Faster way to serialize a Perl hash

As anyone who reads my blog knows we've been profiling a large amount of Perl code recently. A daemon process receives jobs to run and in most cases (a few are run immediately) places them on a queue in the database. For a queued job we are really interested in the turnaround time i.e., the time from seeing an incoming request, decoding it (it is in JSON), checking it, inserting the request into the database and returning a unique job ID; obviously this determines how quickly we can queue jobs.

Part of the data structure inserted into the database is a serialized copy of a hash containing information about the requested job. It is only used at the moment as a human readable copy of the job and does not need to be converted back into a Perl hash although that may be a requirement in the future e.g., for replaying jobs. There is nothing special about the stored hash; there are no blessed references, just a plain hash that may contain array references, XML data in scalars etc and it is UTF-8 encoded. The current code uses Data::Dumper to serialize this hash and although it does not take a long time it looked like something we could improve upon.

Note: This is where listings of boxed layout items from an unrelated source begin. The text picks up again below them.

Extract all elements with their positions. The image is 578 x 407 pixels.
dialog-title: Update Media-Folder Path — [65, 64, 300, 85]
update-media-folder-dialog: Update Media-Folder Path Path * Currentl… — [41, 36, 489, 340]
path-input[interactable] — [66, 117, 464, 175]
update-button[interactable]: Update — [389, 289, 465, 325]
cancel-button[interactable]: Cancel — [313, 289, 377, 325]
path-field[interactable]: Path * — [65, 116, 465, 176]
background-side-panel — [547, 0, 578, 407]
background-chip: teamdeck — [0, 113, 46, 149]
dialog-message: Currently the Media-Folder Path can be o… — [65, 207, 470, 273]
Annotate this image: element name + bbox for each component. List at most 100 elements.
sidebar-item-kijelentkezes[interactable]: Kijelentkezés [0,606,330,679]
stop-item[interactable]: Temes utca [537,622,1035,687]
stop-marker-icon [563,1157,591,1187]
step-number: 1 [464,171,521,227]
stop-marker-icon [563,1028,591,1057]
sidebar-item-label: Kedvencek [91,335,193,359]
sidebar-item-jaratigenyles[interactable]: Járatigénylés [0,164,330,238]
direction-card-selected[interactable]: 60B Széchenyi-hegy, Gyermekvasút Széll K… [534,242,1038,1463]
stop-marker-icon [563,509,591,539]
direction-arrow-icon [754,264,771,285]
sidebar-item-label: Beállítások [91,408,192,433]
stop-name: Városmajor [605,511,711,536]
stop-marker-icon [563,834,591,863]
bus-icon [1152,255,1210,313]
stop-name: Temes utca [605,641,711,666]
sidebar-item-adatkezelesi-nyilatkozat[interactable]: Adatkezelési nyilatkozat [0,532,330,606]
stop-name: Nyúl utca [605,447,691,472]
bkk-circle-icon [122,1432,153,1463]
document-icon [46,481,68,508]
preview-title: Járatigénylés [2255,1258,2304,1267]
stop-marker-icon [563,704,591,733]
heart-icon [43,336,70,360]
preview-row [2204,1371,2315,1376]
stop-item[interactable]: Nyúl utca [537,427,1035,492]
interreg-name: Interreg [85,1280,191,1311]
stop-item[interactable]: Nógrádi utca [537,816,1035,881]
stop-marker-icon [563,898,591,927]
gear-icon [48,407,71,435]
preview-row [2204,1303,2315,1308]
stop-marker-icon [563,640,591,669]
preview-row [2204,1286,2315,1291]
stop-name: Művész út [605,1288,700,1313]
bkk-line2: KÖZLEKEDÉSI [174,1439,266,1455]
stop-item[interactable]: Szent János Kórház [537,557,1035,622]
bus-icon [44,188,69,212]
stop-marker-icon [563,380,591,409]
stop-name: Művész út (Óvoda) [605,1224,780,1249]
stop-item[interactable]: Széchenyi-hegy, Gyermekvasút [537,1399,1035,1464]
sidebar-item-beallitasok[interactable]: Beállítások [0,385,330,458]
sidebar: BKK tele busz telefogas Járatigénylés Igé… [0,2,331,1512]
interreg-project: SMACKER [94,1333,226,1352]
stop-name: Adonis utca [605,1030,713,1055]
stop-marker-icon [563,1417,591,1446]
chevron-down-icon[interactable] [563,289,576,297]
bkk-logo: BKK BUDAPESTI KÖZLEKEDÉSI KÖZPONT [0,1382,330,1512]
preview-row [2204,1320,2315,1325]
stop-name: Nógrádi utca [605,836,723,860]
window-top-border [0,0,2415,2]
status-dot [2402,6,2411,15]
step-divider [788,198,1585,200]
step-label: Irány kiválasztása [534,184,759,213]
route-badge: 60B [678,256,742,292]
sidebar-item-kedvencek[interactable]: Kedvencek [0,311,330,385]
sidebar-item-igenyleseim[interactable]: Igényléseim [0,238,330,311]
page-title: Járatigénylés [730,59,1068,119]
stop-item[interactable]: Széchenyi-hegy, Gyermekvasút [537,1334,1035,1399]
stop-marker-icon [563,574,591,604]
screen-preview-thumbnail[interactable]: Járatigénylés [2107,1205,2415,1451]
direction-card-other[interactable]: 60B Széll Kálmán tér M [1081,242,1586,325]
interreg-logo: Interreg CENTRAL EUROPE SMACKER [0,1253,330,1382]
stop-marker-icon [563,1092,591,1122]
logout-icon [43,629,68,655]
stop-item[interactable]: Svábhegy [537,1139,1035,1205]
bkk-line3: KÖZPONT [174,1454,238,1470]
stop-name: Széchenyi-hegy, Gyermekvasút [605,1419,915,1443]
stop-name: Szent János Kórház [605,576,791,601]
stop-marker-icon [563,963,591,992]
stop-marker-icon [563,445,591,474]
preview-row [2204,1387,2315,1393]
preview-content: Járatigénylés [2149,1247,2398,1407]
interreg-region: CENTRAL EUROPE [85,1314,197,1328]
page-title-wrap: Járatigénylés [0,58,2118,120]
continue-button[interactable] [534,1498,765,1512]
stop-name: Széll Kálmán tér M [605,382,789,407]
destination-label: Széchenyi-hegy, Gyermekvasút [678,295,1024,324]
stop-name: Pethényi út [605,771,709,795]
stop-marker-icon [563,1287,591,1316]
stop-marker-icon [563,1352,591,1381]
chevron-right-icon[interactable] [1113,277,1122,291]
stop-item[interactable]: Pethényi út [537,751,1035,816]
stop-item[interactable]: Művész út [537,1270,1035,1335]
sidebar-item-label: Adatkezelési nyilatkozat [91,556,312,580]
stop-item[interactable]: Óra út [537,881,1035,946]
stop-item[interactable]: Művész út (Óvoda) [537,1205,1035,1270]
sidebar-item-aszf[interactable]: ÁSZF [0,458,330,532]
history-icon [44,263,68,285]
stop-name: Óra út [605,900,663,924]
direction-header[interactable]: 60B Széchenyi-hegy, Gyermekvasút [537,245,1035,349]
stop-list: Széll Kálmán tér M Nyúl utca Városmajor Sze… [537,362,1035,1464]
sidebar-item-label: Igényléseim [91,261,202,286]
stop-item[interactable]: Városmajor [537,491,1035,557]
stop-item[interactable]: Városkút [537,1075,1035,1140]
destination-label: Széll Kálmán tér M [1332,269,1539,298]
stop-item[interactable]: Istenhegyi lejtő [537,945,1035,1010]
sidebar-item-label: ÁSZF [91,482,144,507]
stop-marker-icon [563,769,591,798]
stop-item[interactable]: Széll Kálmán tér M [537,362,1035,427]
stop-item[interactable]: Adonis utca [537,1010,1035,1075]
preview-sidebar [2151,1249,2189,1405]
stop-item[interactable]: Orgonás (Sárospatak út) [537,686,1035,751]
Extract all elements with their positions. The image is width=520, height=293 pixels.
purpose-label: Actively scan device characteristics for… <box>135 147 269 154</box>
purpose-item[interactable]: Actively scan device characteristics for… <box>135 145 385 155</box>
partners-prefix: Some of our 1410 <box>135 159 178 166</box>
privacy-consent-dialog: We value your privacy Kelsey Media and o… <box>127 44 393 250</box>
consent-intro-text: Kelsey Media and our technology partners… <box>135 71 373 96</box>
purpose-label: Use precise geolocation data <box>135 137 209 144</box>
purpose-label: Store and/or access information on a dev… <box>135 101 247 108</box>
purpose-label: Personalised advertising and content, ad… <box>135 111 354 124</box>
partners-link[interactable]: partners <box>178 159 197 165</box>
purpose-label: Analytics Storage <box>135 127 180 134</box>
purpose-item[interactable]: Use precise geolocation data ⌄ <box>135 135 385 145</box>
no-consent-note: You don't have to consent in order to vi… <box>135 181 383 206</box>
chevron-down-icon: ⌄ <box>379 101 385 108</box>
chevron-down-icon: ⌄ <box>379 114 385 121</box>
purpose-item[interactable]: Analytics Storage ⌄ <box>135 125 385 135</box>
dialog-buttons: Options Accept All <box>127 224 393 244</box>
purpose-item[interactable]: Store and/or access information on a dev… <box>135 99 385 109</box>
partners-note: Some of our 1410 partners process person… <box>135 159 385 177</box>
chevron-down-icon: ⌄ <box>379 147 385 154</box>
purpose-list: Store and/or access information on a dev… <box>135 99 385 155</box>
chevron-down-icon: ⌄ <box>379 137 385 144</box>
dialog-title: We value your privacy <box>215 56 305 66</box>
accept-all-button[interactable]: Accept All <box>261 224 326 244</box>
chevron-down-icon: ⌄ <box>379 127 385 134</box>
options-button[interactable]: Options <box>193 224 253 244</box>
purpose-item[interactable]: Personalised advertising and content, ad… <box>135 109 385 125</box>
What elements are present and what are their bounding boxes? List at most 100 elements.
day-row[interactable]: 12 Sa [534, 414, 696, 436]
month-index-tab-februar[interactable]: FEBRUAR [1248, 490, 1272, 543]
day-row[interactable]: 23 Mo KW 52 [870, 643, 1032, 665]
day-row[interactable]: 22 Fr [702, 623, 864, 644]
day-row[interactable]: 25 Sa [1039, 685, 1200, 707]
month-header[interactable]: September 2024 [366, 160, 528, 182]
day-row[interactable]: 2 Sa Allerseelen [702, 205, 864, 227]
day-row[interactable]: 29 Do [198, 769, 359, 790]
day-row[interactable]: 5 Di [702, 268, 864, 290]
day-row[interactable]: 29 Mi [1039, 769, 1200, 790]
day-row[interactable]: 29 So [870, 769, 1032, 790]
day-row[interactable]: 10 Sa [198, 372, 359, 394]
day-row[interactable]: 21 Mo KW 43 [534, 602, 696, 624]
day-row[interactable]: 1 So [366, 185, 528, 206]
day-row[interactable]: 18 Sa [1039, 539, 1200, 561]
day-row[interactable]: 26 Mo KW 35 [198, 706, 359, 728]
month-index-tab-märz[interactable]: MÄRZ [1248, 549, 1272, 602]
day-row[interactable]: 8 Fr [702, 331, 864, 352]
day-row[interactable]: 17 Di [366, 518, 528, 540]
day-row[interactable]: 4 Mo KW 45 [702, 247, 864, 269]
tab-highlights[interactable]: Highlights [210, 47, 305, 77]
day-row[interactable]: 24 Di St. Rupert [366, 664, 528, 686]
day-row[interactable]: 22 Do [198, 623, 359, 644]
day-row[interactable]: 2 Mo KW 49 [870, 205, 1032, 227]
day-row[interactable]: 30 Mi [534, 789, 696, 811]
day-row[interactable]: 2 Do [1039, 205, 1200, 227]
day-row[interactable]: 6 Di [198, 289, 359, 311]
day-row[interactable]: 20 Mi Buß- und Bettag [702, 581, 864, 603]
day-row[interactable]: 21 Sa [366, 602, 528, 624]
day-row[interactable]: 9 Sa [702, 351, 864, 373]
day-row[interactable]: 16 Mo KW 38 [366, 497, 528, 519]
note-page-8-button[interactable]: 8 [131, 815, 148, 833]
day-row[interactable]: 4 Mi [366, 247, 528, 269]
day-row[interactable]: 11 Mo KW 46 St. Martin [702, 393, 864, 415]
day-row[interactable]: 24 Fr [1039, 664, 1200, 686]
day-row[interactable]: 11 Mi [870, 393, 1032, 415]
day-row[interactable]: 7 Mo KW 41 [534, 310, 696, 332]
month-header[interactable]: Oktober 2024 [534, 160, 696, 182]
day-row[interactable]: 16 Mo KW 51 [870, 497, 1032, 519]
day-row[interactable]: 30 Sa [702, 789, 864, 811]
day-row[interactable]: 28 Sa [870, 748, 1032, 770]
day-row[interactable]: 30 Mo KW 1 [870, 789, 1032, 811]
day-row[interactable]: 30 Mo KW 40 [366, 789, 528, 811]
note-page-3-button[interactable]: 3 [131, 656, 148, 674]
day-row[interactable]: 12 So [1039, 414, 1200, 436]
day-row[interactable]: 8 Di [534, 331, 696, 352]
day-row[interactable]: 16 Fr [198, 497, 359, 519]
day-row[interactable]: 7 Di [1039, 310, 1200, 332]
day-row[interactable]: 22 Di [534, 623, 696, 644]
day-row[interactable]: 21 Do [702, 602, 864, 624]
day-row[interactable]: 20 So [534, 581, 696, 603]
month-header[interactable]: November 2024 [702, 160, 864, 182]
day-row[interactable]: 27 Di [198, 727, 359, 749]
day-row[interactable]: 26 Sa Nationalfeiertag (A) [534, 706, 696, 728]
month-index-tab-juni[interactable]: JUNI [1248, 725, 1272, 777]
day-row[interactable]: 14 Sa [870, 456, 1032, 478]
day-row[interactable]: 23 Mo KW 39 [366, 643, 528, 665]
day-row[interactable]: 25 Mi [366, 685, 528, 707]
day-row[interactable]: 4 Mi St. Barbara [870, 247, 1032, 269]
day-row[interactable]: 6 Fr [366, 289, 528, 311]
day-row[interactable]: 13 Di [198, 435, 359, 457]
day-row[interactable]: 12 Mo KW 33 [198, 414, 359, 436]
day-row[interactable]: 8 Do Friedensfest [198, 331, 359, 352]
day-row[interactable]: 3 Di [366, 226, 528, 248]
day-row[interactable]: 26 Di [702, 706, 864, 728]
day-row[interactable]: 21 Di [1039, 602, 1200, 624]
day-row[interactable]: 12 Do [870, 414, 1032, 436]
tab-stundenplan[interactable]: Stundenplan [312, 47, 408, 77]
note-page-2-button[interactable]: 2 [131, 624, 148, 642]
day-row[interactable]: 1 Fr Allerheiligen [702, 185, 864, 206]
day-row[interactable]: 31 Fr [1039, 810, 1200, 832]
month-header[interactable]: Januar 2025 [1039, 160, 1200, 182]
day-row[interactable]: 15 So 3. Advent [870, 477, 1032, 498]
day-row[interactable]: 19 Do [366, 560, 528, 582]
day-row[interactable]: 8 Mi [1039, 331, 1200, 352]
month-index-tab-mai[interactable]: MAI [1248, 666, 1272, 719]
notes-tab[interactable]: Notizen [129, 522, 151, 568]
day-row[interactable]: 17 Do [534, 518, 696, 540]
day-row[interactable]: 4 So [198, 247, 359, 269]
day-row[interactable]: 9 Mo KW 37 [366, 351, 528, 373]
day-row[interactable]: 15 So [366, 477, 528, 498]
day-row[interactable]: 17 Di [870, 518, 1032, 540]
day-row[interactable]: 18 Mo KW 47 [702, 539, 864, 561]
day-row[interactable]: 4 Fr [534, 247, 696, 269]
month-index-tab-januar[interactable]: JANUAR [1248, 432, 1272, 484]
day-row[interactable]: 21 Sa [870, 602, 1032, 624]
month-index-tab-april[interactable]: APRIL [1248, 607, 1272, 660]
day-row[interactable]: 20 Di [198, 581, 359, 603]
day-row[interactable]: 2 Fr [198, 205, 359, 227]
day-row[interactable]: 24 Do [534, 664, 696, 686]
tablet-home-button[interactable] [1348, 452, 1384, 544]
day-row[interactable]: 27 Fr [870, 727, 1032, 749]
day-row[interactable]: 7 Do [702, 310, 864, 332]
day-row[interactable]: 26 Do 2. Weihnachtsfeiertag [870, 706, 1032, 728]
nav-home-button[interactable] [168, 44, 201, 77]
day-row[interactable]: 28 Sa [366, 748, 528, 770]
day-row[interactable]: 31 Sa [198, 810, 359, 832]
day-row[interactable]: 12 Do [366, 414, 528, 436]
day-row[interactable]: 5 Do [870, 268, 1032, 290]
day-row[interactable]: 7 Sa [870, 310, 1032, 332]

As we are already using JSON::XS, JSON is readable and JSON::XS handles UTF-8 encoded data fine I decided to pit Data::Dumper against JSON::XS.

use Benchmark::Timer;
use Data::Dumper;
use JSON::XS;
my $bm = Benchmark::Timer->new(skip => 0);

my $data = {priority => 2,clientref => 'A huge long string aaaaaaaaaaaaaaaaaaaaaaaaaaaaaaaaaaaaaaaaaaaaaaaaaaaaaaaaaaaaaaaaaaa',jobid => '366107',name => 'XXXXXXXXXX',args => {yyyyy => {},user_id => '1000',zzzzzzz => {'3146' => {aaaaa => '5.04',bbbbbb => '2'}},account_id => '4'},type => 'aaaaaaa',sessionid => '758477502DC65F69E040007F01000850',jobflags => 0};

my $iters = 100000;
my $s;

$Data::Dumper::Indent = 0;
$Data::Dumper::Terse = 1;
$Data::Dumper::Quotekeys = 0;
$Data::Dumper::Useperl = 0; # this is a default depending on what your object contains
$Data::Dumper::Sortkeys = 0; # in fairness this is the default
$bm->start('Dumper');
for (my $i = 0; $i < $iters; $i++) {
    $s = Data::Dumper->Dumper($data);
}
$bm->stop('Dumper');
print $bm->report('Dumper');

$bm->start('JSON::XS');
for (my $i = 0; $i < $iters; $i++) {
    $s = encode_json($data);
}
$bm->stop('JSON::XS');
print $bm->report('JSON::XS');

The $data hash is fairly typical job data. The first thing to note is that the defaults for Data::Dumper are not the best for producing the most compact output requiring the least work (that is fair enough). The second thing to note is that there does not seem to be any way to alter Data::Dumper output other than through global settings (please correct me if you know otherwise). When run we get:

1 trial of Dumper (16.649s total)
1 trial of JSON::XS (704.014ms total)

OK, that is for 100000 serializations but that is well over 16 times faster and the change to JSON::XS will save us quite a bit of CPU over time and we can still decode the JSON back into a hash if we need to later. Small savings like this add up. We have not compromised anything as a) we were already using JSON::XS, b) the serialization is still readable and of a similar size c) we can convert back to a Perl hash later if we need to.

Comments

Data::Dumper configuration

Re: "there does not seem to be any way to alter Data::Dumper output other than through global settings" If you use the OO interface to Data::Dumper, you can configure the output by calling methods on the object before calling Dump. (There's a method with the same name as each global config variable.)